Комната имела нежилой, разграбленный вид. На потертом ковре валялись старые газеты, журналы, которые Брих выгреб из книжного шкафа, когда уносил книги к букинисту. Старые номера «Днешека» и «Свободных новин», театральные программы, рукописи и англо-чешский экономический словарь. Словарь он поднял, сдул с него тоненький слой пыли. Раскрытый шкаф, оставшийся после покойницы мамы, — все вещи, кроме нескольких изношенных тряпок, переселились оттуда в ломбард, — патефон без пластинок, на тахте беспорядочно разбросанная постель и смятая пижама, пепельница, переполненная окурками…
На краю стола Брих нашел свое идиотское завещание, разорвал его с чувством стыда, обрывки запихал в холодную печь.
С чего, собственно, начинать? Придется во всем начинать сызнова! Обновить все! От одежды и разоренной комнаты до мировоззрения, и это уж — на всю жизнь. Ничего! Тем лучше! Долой старый хлам! Бывший бережливый студент Брих почувствовал чуть ли не облегчение.
Только теперь он обернулся к безмолвной Ирене.

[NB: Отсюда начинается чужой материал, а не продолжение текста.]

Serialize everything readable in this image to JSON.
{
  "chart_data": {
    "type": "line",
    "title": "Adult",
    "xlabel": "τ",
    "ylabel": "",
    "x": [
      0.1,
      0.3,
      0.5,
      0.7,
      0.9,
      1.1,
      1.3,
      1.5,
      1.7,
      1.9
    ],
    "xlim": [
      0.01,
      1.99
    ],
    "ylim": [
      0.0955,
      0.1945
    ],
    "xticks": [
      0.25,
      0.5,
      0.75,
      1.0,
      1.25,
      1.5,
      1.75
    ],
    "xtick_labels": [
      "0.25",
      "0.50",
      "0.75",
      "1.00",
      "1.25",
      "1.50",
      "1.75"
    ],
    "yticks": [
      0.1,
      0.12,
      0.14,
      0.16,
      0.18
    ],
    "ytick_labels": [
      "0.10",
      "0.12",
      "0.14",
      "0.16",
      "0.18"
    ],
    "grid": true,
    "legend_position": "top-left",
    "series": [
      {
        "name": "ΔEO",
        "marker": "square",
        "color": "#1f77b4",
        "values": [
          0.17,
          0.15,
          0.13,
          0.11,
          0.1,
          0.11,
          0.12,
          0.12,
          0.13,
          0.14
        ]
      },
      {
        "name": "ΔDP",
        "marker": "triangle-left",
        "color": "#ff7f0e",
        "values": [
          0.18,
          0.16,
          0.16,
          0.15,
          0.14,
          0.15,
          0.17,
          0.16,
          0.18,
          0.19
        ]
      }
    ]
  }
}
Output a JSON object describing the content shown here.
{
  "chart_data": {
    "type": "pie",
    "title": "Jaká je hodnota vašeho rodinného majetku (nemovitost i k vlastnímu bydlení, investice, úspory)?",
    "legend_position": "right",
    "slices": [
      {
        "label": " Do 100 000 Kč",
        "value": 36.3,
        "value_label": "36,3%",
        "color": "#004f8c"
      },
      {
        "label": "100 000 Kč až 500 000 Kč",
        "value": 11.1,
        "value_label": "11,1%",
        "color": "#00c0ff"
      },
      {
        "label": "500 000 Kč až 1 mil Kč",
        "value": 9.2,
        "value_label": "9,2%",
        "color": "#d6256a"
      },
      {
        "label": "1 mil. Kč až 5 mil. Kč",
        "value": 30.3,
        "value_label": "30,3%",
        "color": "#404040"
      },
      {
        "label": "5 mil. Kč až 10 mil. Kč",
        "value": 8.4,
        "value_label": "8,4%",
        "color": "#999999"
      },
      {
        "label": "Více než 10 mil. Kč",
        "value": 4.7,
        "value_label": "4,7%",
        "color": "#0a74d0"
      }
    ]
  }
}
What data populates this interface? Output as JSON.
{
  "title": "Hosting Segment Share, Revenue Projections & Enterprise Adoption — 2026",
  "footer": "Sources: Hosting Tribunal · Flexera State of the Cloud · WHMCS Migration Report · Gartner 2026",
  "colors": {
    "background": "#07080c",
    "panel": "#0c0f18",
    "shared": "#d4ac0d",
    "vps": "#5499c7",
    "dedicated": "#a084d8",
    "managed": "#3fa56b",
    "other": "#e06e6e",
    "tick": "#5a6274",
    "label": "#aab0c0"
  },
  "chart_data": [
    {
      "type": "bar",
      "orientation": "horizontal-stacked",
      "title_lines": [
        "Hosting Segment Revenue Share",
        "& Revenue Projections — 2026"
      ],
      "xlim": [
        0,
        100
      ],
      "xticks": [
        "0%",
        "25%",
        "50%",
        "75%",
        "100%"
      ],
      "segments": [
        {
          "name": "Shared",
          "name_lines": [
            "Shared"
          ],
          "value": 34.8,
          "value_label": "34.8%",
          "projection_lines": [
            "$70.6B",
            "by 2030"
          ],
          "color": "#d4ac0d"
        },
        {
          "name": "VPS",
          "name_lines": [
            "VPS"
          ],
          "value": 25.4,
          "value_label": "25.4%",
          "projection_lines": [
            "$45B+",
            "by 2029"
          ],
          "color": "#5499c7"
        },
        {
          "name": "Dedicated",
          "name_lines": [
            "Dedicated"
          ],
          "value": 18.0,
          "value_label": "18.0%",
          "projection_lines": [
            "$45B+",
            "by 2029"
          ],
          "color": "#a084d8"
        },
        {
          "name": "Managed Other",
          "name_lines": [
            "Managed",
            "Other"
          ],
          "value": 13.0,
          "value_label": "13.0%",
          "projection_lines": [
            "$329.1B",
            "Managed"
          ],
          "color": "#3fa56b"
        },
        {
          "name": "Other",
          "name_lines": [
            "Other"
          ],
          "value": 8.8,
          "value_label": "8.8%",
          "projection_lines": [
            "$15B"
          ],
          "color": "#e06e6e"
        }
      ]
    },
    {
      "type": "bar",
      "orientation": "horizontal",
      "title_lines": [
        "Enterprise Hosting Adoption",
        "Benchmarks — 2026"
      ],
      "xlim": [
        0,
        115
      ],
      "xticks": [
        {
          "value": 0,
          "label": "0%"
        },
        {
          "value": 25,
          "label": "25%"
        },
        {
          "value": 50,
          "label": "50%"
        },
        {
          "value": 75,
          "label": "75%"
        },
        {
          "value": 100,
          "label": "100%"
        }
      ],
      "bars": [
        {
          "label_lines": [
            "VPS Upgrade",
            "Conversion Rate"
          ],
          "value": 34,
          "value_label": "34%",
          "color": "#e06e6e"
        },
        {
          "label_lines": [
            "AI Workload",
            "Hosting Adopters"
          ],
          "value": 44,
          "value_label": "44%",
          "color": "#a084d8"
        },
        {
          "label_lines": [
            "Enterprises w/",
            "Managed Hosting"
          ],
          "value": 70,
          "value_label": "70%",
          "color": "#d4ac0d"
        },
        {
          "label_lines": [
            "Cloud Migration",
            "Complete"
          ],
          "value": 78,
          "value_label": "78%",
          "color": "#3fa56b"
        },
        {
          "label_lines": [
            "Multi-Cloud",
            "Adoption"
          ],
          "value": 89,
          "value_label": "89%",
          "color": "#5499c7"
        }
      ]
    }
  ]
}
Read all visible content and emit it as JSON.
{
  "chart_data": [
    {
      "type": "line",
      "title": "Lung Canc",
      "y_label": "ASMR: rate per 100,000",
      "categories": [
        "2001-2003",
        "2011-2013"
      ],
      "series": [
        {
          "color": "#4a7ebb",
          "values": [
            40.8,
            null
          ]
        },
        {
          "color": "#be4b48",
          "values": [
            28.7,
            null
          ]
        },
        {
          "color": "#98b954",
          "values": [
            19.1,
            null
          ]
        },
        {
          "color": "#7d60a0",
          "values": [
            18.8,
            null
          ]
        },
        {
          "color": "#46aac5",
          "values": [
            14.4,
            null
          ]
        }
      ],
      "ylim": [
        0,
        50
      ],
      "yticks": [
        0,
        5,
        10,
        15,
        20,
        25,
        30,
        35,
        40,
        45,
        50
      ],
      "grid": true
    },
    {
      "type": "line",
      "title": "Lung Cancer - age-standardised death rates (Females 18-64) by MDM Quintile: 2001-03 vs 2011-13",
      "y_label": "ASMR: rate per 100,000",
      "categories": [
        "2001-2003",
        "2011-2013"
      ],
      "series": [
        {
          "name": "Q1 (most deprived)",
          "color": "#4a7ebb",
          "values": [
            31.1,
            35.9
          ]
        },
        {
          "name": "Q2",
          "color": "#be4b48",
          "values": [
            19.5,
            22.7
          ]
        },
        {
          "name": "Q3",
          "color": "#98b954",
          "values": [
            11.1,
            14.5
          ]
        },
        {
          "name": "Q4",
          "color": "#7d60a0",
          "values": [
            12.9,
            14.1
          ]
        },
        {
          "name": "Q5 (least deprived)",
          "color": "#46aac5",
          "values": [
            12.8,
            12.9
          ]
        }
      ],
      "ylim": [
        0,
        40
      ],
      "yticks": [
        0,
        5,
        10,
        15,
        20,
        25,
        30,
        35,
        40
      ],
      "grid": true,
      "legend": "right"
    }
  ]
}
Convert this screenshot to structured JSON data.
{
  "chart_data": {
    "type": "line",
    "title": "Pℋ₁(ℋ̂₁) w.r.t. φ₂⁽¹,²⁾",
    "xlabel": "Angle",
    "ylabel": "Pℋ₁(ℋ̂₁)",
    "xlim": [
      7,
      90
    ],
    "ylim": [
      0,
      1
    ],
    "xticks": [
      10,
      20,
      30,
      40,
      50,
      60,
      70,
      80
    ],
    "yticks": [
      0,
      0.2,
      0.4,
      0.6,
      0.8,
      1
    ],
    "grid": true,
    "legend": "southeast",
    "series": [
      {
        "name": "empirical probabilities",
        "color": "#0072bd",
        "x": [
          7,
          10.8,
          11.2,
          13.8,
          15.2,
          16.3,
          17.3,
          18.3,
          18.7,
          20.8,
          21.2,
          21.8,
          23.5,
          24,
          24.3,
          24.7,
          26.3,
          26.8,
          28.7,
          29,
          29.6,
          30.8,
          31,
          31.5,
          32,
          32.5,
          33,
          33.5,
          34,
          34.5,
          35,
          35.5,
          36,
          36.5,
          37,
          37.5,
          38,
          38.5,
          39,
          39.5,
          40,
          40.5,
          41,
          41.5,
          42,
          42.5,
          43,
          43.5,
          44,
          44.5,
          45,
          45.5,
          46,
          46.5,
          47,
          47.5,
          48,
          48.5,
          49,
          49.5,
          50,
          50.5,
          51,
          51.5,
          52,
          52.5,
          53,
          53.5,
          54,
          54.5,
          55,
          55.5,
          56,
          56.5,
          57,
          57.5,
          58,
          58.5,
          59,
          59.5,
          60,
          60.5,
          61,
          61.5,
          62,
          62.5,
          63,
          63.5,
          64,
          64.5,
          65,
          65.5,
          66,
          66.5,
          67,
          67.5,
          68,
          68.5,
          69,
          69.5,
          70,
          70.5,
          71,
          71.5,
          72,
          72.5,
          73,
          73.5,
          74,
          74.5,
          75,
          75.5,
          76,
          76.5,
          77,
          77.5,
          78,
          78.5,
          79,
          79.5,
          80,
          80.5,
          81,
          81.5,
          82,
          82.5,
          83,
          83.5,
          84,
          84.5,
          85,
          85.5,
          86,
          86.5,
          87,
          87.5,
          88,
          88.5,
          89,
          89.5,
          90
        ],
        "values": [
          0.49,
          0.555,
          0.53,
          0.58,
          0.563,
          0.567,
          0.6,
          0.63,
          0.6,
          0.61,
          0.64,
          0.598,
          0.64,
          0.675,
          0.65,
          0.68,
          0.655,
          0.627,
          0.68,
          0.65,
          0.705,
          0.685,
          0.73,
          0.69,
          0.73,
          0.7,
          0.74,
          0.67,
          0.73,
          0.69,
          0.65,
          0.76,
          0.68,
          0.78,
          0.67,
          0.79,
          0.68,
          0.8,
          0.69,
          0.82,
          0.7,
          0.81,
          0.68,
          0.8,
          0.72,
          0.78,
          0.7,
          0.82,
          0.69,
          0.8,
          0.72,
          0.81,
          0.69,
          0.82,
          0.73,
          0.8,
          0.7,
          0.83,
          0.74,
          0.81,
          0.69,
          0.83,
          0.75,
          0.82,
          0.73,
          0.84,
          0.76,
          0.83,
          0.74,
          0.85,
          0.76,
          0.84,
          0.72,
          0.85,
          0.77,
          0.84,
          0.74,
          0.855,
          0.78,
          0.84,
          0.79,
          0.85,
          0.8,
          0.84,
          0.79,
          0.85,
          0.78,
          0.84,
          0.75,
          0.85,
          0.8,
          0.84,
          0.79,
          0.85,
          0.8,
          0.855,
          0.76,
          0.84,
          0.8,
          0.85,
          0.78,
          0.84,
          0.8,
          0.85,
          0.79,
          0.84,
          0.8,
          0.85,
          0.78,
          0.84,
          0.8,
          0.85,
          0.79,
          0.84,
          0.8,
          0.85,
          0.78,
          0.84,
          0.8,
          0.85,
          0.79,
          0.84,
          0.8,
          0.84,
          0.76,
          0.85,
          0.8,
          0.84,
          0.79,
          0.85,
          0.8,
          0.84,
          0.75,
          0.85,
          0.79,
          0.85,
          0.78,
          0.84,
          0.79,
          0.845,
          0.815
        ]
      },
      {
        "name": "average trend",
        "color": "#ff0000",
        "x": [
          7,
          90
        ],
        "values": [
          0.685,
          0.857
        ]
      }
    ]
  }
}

Она стояла посреди разгрома, озираясь с таким видом, будто пришла сюда впервые. Чужая!.. Она выглядела усталой, растрепанные волосы свешивались на лоб, в блуждающих глазах — след недобрых дней. Потом она знакомым движением откинула со лба прядку светлых волос. Что ей здесь, собственно, надо? Сама ведь ушла отсюда… Как это было давно! О, эти милые мелочи — ямка на тахте, крошечное пятнышко на стене, оно похоже на головку кролика, правда?.. У расшатанного стула, купленного у старьевщика, отваливается ножка. И ходит ли еще по гребню противоположной крыши черный акробат-трубочист с гирей и метлой, перебираясь от трубы к трубе по узенькому карнизу?